Training Videos Observability

Intro to o11y Topic 11: Using “Group By” with a Heatmap


In this video, Developer Advocate Jessica Kerr explains how to use the “group by” field in a heatmap to further refine your data.

Note: This video assumes you have already connected your app to Honeycomb. Jessica Kerr is using a sample app called Sequence of Numbers. If you would like to download the app and follow along, you can do so using the process from Intro to o11y Topic 3. If you need help connecting your app to Honeycomb, see Intro to o11y Topic 4.



Jessica Kerr [Developer Advocate|Honeycomb]: 

Here we have a visualization of a heatmap of duration of all incoming requests (remember that “trace.parent_id does not exist” translates to “only the root span of each trace”). And now we’re grouping by http.url. The heatmap looks the same. But below that, there’s this whole table. Each URL has its own row. When I hover over the different rows in the table, the heatmap changes to show just the events with that value of http.url.

So really, Honeycomb has returned a dozen different heatmaps, and they’re overlaid on the same graph. You can see the shape of each individual heatmap on each row in the table. This little graph is sideways compared to the heatmap; it’s a count of events by duration.

This one says that most of the requests with url of fib index=0 had a low duration. On this one, it’s getting a little more spread out. And down here by index=12, that’s a high duration. Let’s sort by the URL. Click on this arrow next to the field name. 

Fib with index of 0 and 1 and 2 are fast. These are in alphabetical order, not numeric, sadly. As index increases, it looks like it’s getting more spread out and slower, and then 10 and 12 here are the slowest on our list. That seems to make a difference. Grouping by http.url has given us data broken down by each value in that field. We can see this more clearly if we add another visualization.

I click on the visualize section and add another one. Let’s see the max of duration_ms for each time increment, that is, each 500 ms, what is the maximum duration of a request, for each URL. If this were a real production app, I’d have way more data points, so I’d ask for the 90th or 99th percentile of duration, instead of max. Hmm, it looks like nothing happened. Oh right, I need to hit run query.

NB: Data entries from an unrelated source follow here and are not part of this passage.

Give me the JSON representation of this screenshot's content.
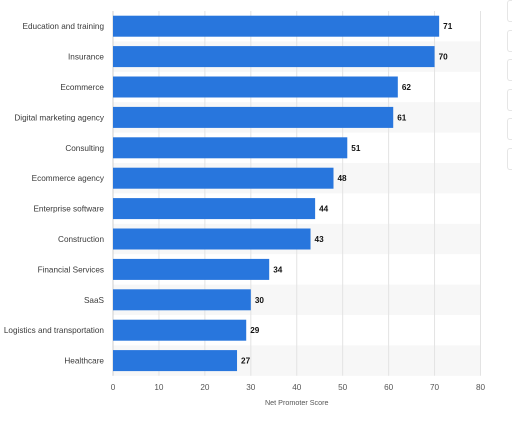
{
  "chart_data": {
    "type": "bar",
    "orientation": "horizontal",
    "categories": [
      "Education and training",
      "Insurance",
      "Ecommerce",
      "Digital marketing agency",
      "Consulting",
      "Ecommerce agency",
      "Enterprise software",
      "Construction",
      "Financial Services",
      "SaaS",
      "Logistics and transportation",
      "Healthcare"
    ],
    "values": [
      71,
      70,
      62,
      61,
      51,
      48,
      44,
      43,
      34,
      30,
      29,
      27
    ],
    "xlabel": "Net Promoter Score",
    "ylabel": "",
    "xlim": [
      0,
      80
    ],
    "xticks": [
      0,
      10,
      20,
      30,
      40,
      50,
      60,
      70,
      80
    ],
    "grid": true,
    "colors": {
      "bar": "#2876dd",
      "stripe": "#f7f7f7",
      "grid": "#e3e3e3"
    }
  }
}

Now a second graph appears. This one is a line graph, with a line for each group. The sparseness of our data makes this a bunch of points instead of smooth lines, but hover over each row in the table and that row’s line stands out.

It looks like, as the index to /fib gets higher, the max duration gets higher. Requests get slower. And, I can say how slow! This table gives the overall max duration for requests with each URL over the whole time range of my query. That time range, by the way, is visible up here at the top of the page. This is data I can use. There’s definitely something here; the requests get slower as the index to /fib gets higher.